How It Works: Building a Kilometer-Long Pipe Deep Under the Sea

Harvesting thermal energy from the oceans takes some powerful engineering

One possibility for future energy production involves harvesting the warmth of Earth’s tropical oceans, using the natural heat differentials in the water to drive turbines. It would be relatively simple if you didn’t need a ludicrously large piece of pipe, 33 feet in diameter and stretching a kilometer beneath the water. To put that in context, that’s a New York subway tunnel wide and two and a half Empire State Buildings high.

“To produce sizable amounts of power, ocean thermal energy conversion plants have to move rivers of water,” said Laurie Meyer, chief technologist for OTEC at Lockheed Martin, which is building the pipe for a new 10-megawatt pilot plant. This structure also needs to withstand the constant rocking pressure of ocean currents, atmospheric pressures at 3,200 feet deep and the variable temperature of the water it’s designed to harvest — so building the pipe has been a challenge. Here’s how Lockheed is doing it.

The oceans are huge reservoirs of warmth, especially in the tropics, where the temperature differential between warm surface water and cool deep water can reach 40 or more degrees Fahrenheit. This differential can be harnessed to run a heat engine, using some principles from utility plants, plus some from refrigeration. Warm surface water goes into a heat exchanger, which vaporizes an ammonia solution; the resulting steam drives a turbine, and the ammonia is re-condensed using cold ocean water. The water is then pumped back into the ocean, a few degrees warmer than when it came in. But to reach the energy production scales of a traditional fossil fuel-fired power plant, 100 megawatts or more, you need a whole lot of water.

Lockheed first explored OTEC in the 1970s, and it’s resurrecting the concept now in the face of rising energy prices.
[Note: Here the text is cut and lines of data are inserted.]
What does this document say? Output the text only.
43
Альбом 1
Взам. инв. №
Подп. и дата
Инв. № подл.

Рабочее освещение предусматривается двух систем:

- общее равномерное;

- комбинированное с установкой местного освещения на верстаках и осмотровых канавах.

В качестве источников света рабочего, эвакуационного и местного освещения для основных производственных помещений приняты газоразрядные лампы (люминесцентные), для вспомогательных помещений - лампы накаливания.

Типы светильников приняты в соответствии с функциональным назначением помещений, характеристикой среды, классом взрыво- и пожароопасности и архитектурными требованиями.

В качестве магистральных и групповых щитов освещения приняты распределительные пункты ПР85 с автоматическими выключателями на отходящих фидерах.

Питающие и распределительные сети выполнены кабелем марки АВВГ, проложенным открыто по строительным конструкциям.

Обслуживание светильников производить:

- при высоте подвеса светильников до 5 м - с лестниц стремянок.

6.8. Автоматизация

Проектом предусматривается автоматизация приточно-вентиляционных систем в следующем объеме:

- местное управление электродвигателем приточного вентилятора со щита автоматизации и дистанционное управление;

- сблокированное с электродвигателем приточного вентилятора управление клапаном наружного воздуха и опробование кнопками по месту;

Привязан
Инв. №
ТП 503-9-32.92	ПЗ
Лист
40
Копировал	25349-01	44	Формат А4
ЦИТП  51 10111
A 10-MW plant is expected to be operational within a couple years. Under a U.S. Navy grant, Lockheed designed a new composite material for the pipe, and engineers have been building prototypes at the company’s plant in Sunnyvale, Calif. Full-scale OTEC pipes will be made right at the site of the power plant by extruding them right into the water.

A 3,200-foot-long, 33-foot wide pipe is not something you could build in a factory, haul out to sea and drop into the water, Meyer explained. Aside from the logistical challenges of moving it along railways or barges, it would probably be impossible to raise it to the right angle and drop it down to the proper depth. Instead, Lockheed will build it in place, using techniques the company first developed for spacecraft construction.

The manufacturing process is called vacuum-assisted resin transfer moulding, and it’s the same basic process Boeing uses to build its 787 Dreamliner. VARTM typically consists of a polyester or vinyl resin reinforced by fiberglass, and Lockheed settled on a customized ratio (which they wouldn’t disclose for competitive reasons) that meets all the flexibility and stability requirements for a cold water pipe.

OTEC Size Comparison

The cold water intake pipe for an ocean thermal energy conversion plant would need to be at least 1 kilometer long — just about as tall as three Empire State Buildings.

“We designed a system to take that process and turn it vertical, which allows us to pump out sections of the pipe,” Meyer said. To make a section, the fabric and resin poured into a mould and allowed to cure, just as concrete would. A vacuum removes any imperfections and bubbles, leaving a perfectly formed tube in place. Lockheed will do this in sections, the sizes of which are still to be determined, Meyer said.

“The longer you can make a section, the faster you can finish building the whole length of pipe, but there will be some practical limit in terms of handling the finished section,” she said.

The platform where these sections will be formed have to be built to withstand winds, storms, currents and other phenomena, and Lockheed will use techniques pioneered by the offshore drilling industry, she added.

For the 10-MW plant, Lockheed is building a 4-meter diameter pipe (about 13 feet). For a full-scale, 100-MW plant, the pipes would be 10 meters, or 33 feet. The length of the pipe will be determined by the depth of the cold water — in some potential OTEC sites, chilled water may lurk around 1,000 meters deep, and in others, it may be shallower. The world has plenty of areas where OTEC could work, mostly around the equator.

By the way, the pipe will also have to be built to avoid sucking in marine life. Cold deep water is nutrient-rich, but doesn’t harbor dense populations of marine life because it’s so dark — yet many mammals, squid and other creatures of the deep might swim past the intake. The U.S. Environmental Protection Agency is working with Lockheed to determine maximum intake velocities, so animals could safely swim away rather than being sucked into the pipe.

Ultimately, OTEC plants will be useful for tropical communities — like Hawaii, the Philippines, and so on — or for Navy bases, which currently rely on imported fossil fuels. It could replace or supplement traditional power plants for large-scale, baseload electricity, according to Lockheed. But it couldn’t work without gigantic pipes.